Gülümsedi. "İyi olan kazansın geleceğin kızıl doktoru."
Ondan biraz uzaklaşıp kalemi elime aldım. Göz ucuyla ona da bakıyordum çünkü onu çizecektim. Yakışıklı bir yüzü vardı. Sert bakışları biz karşı yumuşarken ve gülümserken çenesindeki gamze belli oluyordu.
Yarım saatin ardından yüzünü çizmiştim. Sadece tonlamaları kalmıştı. "Bitti mi ?" deyince kafamı kaldırıp ona baktım. "Tonlama yapmadım. Onu sonra yaparım." diye cevap verdim. Bu sırada evin diğer üyleri bahçeye gelmişti. Batuhan yanıma oturup "Ne yapıyorsunuz?" dedi.
"Nilsu ile resim çizdik. İyiki geldiniz. Siz karar verin kim daha güzel çizdi. " Egemen, Ateş ve Berk aynı anda "Nilsu tabiki. " demişti. Bu hallerine gülerken Egemen " Batuhan ile yapamadığımı sizinle yapıyorum. Erken doğmamam lazımdı. " diye isyan etti.

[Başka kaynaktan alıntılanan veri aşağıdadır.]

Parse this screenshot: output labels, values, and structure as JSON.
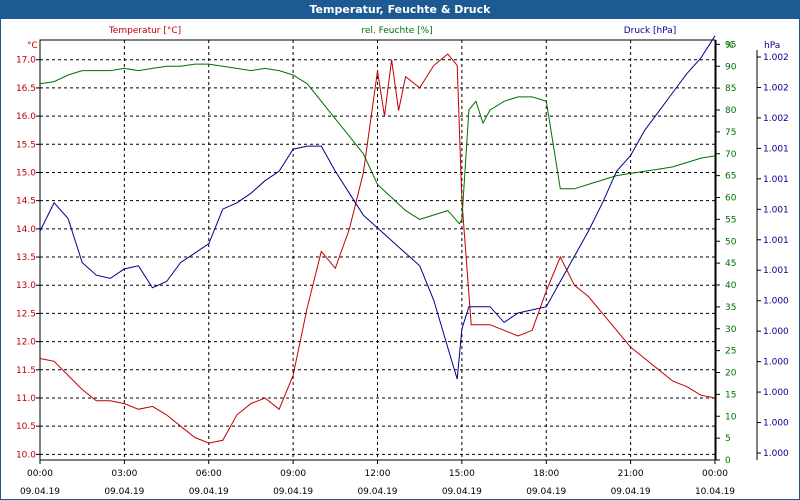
{
  "chart_data": {
    "type": "line",
    "title": "Temperatur, Feuchte & Druck",
    "legend": "top",
    "grid": true,
    "x_ticks": [
      {
        "time": "00:00",
        "date": "09.04.19"
      },
      {
        "time": "03:00",
        "date": "09.04.19"
      },
      {
        "time": "06:00",
        "date": "09.04.19"
      },
      {
        "time": "09:00",
        "date": "09.04.19"
      },
      {
        "time": "12:00",
        "date": "09.04.19"
      },
      {
        "time": "15:00",
        "date": "09.04.19"
      },
      {
        "time": "18:00",
        "date": "09.04.19"
      },
      {
        "time": "21:00",
        "date": "09.04.19"
      },
      {
        "time": "00:00",
        "date": "10.04.19"
      }
    ],
    "xlim": [
      "09.04.19 00:00",
      "10.04.19 00:00"
    ],
    "axes": {
      "temperature": {
        "unit": "°C",
        "ylim": [
          9.9,
          17.35
        ],
        "ticks": [
          "10.0",
          "10.5",
          "11.0",
          "11.5",
          "12.0",
          "12.5",
          "13.0",
          "13.5",
          "14.0",
          "14.5",
          "15.0",
          "15.5",
          "16.0",
          "16.5",
          "17.0"
        ],
        "color": "#c00000"
      },
      "humidity": {
        "unit": "%",
        "ylim": [
          0,
          96
        ],
        "ticks": [
          "0",
          "5",
          "10",
          "15",
          "20",
          "25",
          "30",
          "35",
          "40",
          "45",
          "50",
          "55",
          "60",
          "65",
          "70",
          "75",
          "80",
          "85",
          "90",
          "95"
        ],
        "color": "#007000"
      },
      "pressure": {
        "unit": "hPa",
        "ticks": [
          "1.000",
          "1.000",
          "1.000",
          "1.000",
          "1.000",
          "1.000",
          "1.001",
          "1.001",
          "1.001",
          "1.001",
          "1.001",
          "1.002",
          "1.002",
          "1.002"
        ],
        "color": "#00008b"
      }
    },
    "series": [
      {
        "name": "Temperatur [°C]",
        "axis": "temperature",
        "color": "#c00000",
        "x": [
          "09.04.19 00:00",
          "09.04.19 00:30",
          "09.04.19 01:00",
          "09.04.19 01:30",
          "09.04.19 02:00",
          "09.04.19 02:30",
          "09.04.19 03:00",
          "09.04.19 03:30",
          "09.04.19 04:00",
          "09.04.19 04:30",
          "09.04.19 05:00",
          "09.04.19 05:30",
          "09.04.19 06:00",
          "09.04.19 06:30",
          "09.04.19 07:00",
          "09.04.19 07:30",
          "09.04.19 08:00",
          "09.04.19 08:30",
          "09.04.19 09:00",
          "09.04.19 09:30",
          "09.04.19 10:00",
          "09.04.19 10:30",
          "09.04.19 11:00",
          "09.04.19 11:30",
          "09.04.19 12:00",
          "09.04.19 12:15",
          "09.04.19 12:30",
          "09.04.19 12:45",
          "09.04.19 13:00",
          "09.04.19 13:30",
          "09.04.19 14:00",
          "09.04.19 14:30",
          "09.04.19 14:50",
          "09.04.19 15:00",
          "09.04.19 15:20",
          "09.04.19 15:40",
          "09.04.19 16:00",
          "09.04.19 16:30",
          "09.04.19 17:00",
          "09.04.19 17:30",
          "09.04.19 18:00",
          "09.04.19 18:30",
          "09.04.19 19:00",
          "09.04.19 19:30",
          "09.04.19 20:00",
          "09.04.19 20:30",
          "09.04.19 21:00",
          "09.04.19 21:30",
          "09.04.19 22:00",
          "09.04.19 22:30",
          "09.04.19 23:00",
          "09.04.19 23:30",
          "10.04.19 00:00"
        ],
        "values": [
          11.7,
          11.65,
          11.4,
          11.15,
          10.95,
          10.95,
          10.9,
          10.8,
          10.85,
          10.7,
          10.5,
          10.3,
          10.2,
          10.25,
          10.7,
          10.9,
          11.0,
          10.8,
          11.4,
          12.6,
          13.6,
          13.3,
          14.0,
          15.0,
          16.8,
          16.0,
          17.0,
          16.1,
          16.7,
          16.5,
          16.9,
          17.1,
          16.9,
          14.5,
          12.3,
          12.3,
          12.3,
          12.2,
          12.1,
          12.2,
          12.9,
          13.5,
          13.0,
          12.8,
          12.5,
          12.2,
          11.9,
          11.7,
          11.5,
          11.3,
          11.2,
          11.05,
          11.0
        ]
      },
      {
        "name": "rel. Feuchte [%]",
        "axis": "humidity",
        "color": "#007000",
        "x": [
          "09.04.19 00:00",
          "09.04.19 00:30",
          "09.04.19 01:00",
          "09.04.19 01:30",
          "09.04.19 02:00",
          "09.04.19 02:30",
          "09.04.19 03:00",
          "09.04.19 03:30",
          "09.04.19 04:00",
          "09.04.19 04:30",
          "09.04.19 05:00",
          "09.04.19 05:30",
          "09.04.19 06:00",
          "09.04.19 06:30",
          "09.04.19 07:00",
          "09.04.19 07:30",
          "09.04.19 08:00",
          "09.04.19 08:30",
          "09.04.19 09:00",
          "09.04.19 09:30",
          "09.04.19 10:00",
          "09.04.19 10:30",
          "09.04.19 11:00",
          "09.04.19 11:30",
          "09.04.19 12:00",
          "09.04.19 12:30",
          "09.04.19 13:00",
          "09.04.19 13:30",
          "09.04.19 14:00",
          "09.04.19 14:30",
          "09.04.19 14:55",
          "09.04.19 15:00",
          "09.04.19 15:15",
          "09.04.19 15:30",
          "09.04.19 15:45",
          "09.04.19 16:00",
          "09.04.19 16:30",
          "09.04.19 17:00",
          "09.04.19 17:30",
          "09.04.19 18:00",
          "09.04.19 18:15",
          "09.04.19 18:30",
          "09.04.19 18:45",
          "09.04.19 19:00",
          "09.04.19 19:30",
          "09.04.19 20:00",
          "09.04.19 20:30",
          "09.04.19 21:00",
          "09.04.19 21:30",
          "09.04.19 22:00",
          "09.04.19 22:30",
          "09.04.19 23:00",
          "09.04.19 23:30",
          "10.04.19 00:00"
        ],
        "values": [
          86,
          86.5,
          88,
          89,
          89,
          89,
          89.5,
          89,
          89.5,
          90,
          90,
          90.5,
          90.5,
          90,
          89.5,
          89,
          89.5,
          89,
          88,
          86,
          82,
          78,
          74,
          70,
          63,
          60,
          57,
          55,
          56,
          57,
          54,
          55,
          80,
          82,
          77,
          80,
          82,
          83,
          83,
          82,
          72,
          62,
          62,
          62,
          63,
          64,
          65,
          65.5,
          66,
          66.5,
          67,
          68,
          69,
          69.5
        ]
      },
      {
        "name": "Druck [hPa]",
        "axis": "pressure",
        "color": "#00008b",
        "x": [
          "09.04.19 00:00",
          "09.04.19 00:30",
          "09.04.19 01:00",
          "09.04.19 01:30",
          "09.04.19 02:00",
          "09.04.19 02:30",
          "09.04.19 03:00",
          "09.04.19 03:30",
          "09.04.19 04:00",
          "09.04.19 04:30",
          "09.04.19 05:00",
          "09.04.19 05:30",
          "09.04.19 06:00",
          "09.04.19 06:30",
          "09.04.19 07:00",
          "09.04.19 07:30",
          "09.04.19 08:00",
          "09.04.19 08:30",
          "09.04.19 09:00",
          "09.04.19 09:30",
          "09.04.19 10:00",
          "09.04.19 10:30",
          "09.04.19 11:00",
          "09.04.19 11:30",
          "09.04.19 12:00",
          "09.04.19 12:30",
          "09.04.19 13:00",
          "09.04.19 13:30",
          "09.04.19 14:00",
          "09.04.19 14:30",
          "09.04.19 14:50",
          "09.04.19 15:00",
          "09.04.19 15:15",
          "09.04.19 15:30",
          "09.04.19 16:00",
          "09.04.19 16:30",
          "09.04.19 17:00",
          "09.04.19 17:30",
          "09.04.19 18:00",
          "09.04.19 18:30",
          "09.04.19 19:00",
          "09.04.19 19:30",
          "09.04.19 20:00",
          "09.04.19 20:30",
          "09.04.19 21:00",
          "09.04.19 21:30",
          "09.04.19 22:00",
          "09.04.19 22:30",
          "09.04.19 23:00",
          "09.04.19 23:30",
          "10.04.19 00:00"
        ],
        "values": [
          0.6,
          1.5,
          1.0,
          -0.4,
          -0.8,
          -0.9,
          -0.6,
          -0.5,
          -1.2,
          -1.0,
          -0.4,
          -0.1,
          0.2,
          1.3,
          1.5,
          1.8,
          2.2,
          2.5,
          3.2,
          3.3,
          3.3,
          2.5,
          1.8,
          1.1,
          0.7,
          0.3,
          -0.1,
          -0.5,
          -1.6,
          -3.1,
          -4.1,
          -2.5,
          -1.8,
          -1.8,
          -1.8,
          -2.3,
          -2.0,
          -1.9,
          -1.8,
          -1.0,
          -0.2,
          0.6,
          1.5,
          2.5,
          3.0,
          3.8,
          4.4,
          5.0,
          5.6,
          6.1,
          6.8
        ]
      }
    ]
  }
}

"Gevezelik yapma Egemen. Evet aynı anda resimleri gösteriyoruz." Demir'i başım ile onayladım. Herkes dikkatle bize bakakren ikimizde resimleri kaldırdık. Demir'in resmine bakarken o ağzı açık benim resmime bakıyordu.

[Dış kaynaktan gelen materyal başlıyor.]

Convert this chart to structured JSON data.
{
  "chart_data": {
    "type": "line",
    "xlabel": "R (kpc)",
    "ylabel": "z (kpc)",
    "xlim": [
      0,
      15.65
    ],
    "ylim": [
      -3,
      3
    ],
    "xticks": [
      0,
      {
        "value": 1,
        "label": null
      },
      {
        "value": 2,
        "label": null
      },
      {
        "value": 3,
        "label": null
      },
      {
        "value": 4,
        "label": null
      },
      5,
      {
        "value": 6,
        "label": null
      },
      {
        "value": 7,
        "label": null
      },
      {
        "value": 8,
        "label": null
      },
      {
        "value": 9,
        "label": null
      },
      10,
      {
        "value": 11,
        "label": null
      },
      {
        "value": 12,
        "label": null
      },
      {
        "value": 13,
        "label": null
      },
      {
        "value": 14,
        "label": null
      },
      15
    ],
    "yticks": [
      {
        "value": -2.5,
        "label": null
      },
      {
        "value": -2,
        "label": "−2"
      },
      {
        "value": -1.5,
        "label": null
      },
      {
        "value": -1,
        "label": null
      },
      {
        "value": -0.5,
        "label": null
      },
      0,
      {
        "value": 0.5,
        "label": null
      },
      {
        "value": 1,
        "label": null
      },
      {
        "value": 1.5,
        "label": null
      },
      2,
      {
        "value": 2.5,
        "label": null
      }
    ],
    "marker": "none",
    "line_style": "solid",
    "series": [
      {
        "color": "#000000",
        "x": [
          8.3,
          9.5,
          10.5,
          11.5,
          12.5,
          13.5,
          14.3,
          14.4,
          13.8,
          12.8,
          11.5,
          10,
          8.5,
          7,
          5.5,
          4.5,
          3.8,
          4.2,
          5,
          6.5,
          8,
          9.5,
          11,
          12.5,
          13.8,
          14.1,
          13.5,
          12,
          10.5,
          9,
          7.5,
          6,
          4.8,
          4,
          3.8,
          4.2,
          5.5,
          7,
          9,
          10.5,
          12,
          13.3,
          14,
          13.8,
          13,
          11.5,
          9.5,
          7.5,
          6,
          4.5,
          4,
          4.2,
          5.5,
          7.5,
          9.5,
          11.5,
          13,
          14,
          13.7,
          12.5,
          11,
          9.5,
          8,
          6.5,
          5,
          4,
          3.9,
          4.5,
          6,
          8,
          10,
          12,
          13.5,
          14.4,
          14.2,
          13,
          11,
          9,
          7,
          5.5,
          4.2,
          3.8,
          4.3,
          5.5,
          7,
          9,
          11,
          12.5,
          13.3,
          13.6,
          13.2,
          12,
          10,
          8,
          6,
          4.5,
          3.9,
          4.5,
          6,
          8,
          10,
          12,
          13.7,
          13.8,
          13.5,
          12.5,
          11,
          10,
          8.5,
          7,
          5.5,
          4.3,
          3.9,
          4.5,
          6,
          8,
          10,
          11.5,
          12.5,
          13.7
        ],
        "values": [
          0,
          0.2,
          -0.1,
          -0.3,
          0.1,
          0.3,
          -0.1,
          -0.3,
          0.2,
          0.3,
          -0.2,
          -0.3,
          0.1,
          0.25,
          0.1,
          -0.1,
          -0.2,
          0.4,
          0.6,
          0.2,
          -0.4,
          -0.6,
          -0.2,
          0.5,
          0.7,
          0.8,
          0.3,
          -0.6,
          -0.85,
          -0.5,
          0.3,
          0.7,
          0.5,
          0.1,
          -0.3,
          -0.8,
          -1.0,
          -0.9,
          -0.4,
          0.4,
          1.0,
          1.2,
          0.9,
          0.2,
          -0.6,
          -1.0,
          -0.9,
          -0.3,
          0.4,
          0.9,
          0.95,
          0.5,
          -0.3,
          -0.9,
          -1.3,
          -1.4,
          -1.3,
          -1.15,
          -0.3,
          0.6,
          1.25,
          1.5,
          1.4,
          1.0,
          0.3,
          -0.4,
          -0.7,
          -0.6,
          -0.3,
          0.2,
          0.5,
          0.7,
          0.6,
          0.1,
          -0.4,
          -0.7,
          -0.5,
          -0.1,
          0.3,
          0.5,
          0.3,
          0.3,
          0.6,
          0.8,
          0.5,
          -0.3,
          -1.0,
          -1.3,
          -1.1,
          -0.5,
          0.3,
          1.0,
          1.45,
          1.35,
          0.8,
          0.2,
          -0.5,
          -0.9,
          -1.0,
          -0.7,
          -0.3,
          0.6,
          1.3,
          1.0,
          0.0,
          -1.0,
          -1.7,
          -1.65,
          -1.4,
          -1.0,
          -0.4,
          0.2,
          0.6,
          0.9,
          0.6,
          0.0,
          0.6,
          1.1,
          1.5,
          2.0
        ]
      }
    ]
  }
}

"Oha ! Çok iyi olmuş." Egemen gözlerini resmimden alamıyordu.
"Kızım çok güzel çizmişsin. Bu kadar yetenekli olduğunu bilmiyordum." diye devam etti Çağla Hanım. Levent Bey "Babanı da çizersin artık. Baş köşeme koyacağım." deyince gülümsedim.Kahkaha sesi ile Ateş'e döndüm. Demir'in resmini almıştı ve gülüyordu.
Ateş resmi havaya kaldırıp "Doktorcuğum sen pek bir iddialıydın. Benim üçüzüme karşı kazanacağını düşünmen ne acı..." dedi.Demir turuncu saçlı bir kız çizmişti ama tuhaf duruyodu. Bir kolu kısaydı ve gözlük takıyordu. Elinde de iğneye benzer bir şey vardı.

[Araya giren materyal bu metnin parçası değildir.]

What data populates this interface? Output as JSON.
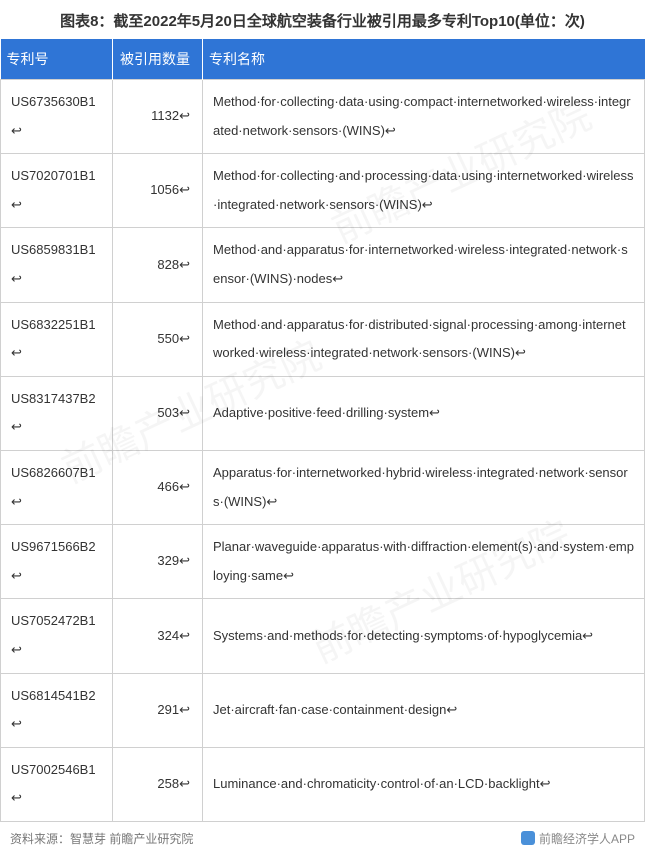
{
  "title": "图表8：截至2022年5月20日全球航空装备行业被引用最多专利Top10(单位：次)",
  "header_bg": "#2f75d6",
  "columns": [
    {
      "key": "id",
      "label": "专利号",
      "class": "col-id"
    },
    {
      "key": "count",
      "label": "被引用数量",
      "class": "col-count"
    },
    {
      "key": "name",
      "label": "专利名称",
      "class": "col-name"
    }
  ],
  "rows": [
    {
      "id": "US6735630B1",
      "count": "1132",
      "name": "Method for collecting data using compact internetworked wireless integrated network sensors (WINS)"
    },
    {
      "id": "US7020701B1",
      "count": "1056",
      "name": "Method for collecting and processing data using internetworked wireless integrated network sensors (WINS)"
    },
    {
      "id": "US6859831B1",
      "count": "828",
      "name": "Method and apparatus for internetworked wireless integrated network sensor (WINS) nodes"
    },
    {
      "id": "US6832251B1",
      "count": "550",
      "name": "Method and apparatus for distributed signal processing among internetworked wireless integrated network sensors (WINS)"
    },
    {
      "id": "US8317437B2",
      "count": "503",
      "name": "Adaptive positive feed drilling system"
    },
    {
      "id": "US6826607B1",
      "count": "466",
      "name": "Apparatus for internetworked hybrid wireless integrated network sensors (WINS)"
    },
    {
      "id": "US9671566B2",
      "count": "329",
      "name": "Planar waveguide apparatus with diffraction element(s) and system employing same"
    },
    {
      "id": "US7052472B1",
      "count": "324",
      "name": "Systems and methods for detecting symptoms of hypoglycemia"
    },
    {
      "id": "US6814541B2",
      "count": "291",
      "name": "Jet aircraft fan case containment design"
    },
    {
      "id": "US7002546B1",
      "count": "258",
      "name": "Luminance and chromaticity control of an LCD backlight"
    }
  ],
  "footer_left": "资料来源：智慧芽 前瞻产业研究院",
  "footer_right": "前瞻经济学人APP",
  "watermark": "前瞻产业研究院",
  "border_color": "#d0d0d0",
  "suffix": "↩"
}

Resmimi Demir' e verip ayağa kalktım. Ateş'ten resmi alıp tekrar yerine oturdum. "Vay be ! Kardeşimde ne ararsan var. Güzel, saygılı, tatlı , anlayışlı, yetenekli...ve daha nicesi." Toprak hayranlıkla konuşurken yanaklarımın kızardığına eminim. Gülümseyip "Teşekkür ederim." dedim. Batuhan aniden beni kendine çekip yanaklarımdan öptü.
"Çok tatlıydın. Dayanamadım." deyince diğerleri gülmeye başladı. "Sizin yüzünüzden kardeşimi tebrik edemedim." Demir ayağa kalkıp yanımda oturan Batuhan'ı itti. Beni kolunun altına alıp saçımdan öptü. "Bu resmi ömrümün sonuna kadar saklayacağım. Teşekkür ederim. " dedi.
"Bende bu turuncu kafayı saklayacağım." deyince gülmeye başladılar. Bahçede kahkahalar eşliğinde sohbet ettikten sonra uyumak için odalara çıktık. Uyumadan önce sırt çantama yarın için birkaç gerekli eşya koydum ve kapının yanına bıraktım.
Demir'in resminin arkasına Demir abimden yazıp anı kutuma koydum ve uyumak için yatağa girdim.
Toprak
"İyi misin ?" Nilsu bana dönüp "İyiyim." dedi.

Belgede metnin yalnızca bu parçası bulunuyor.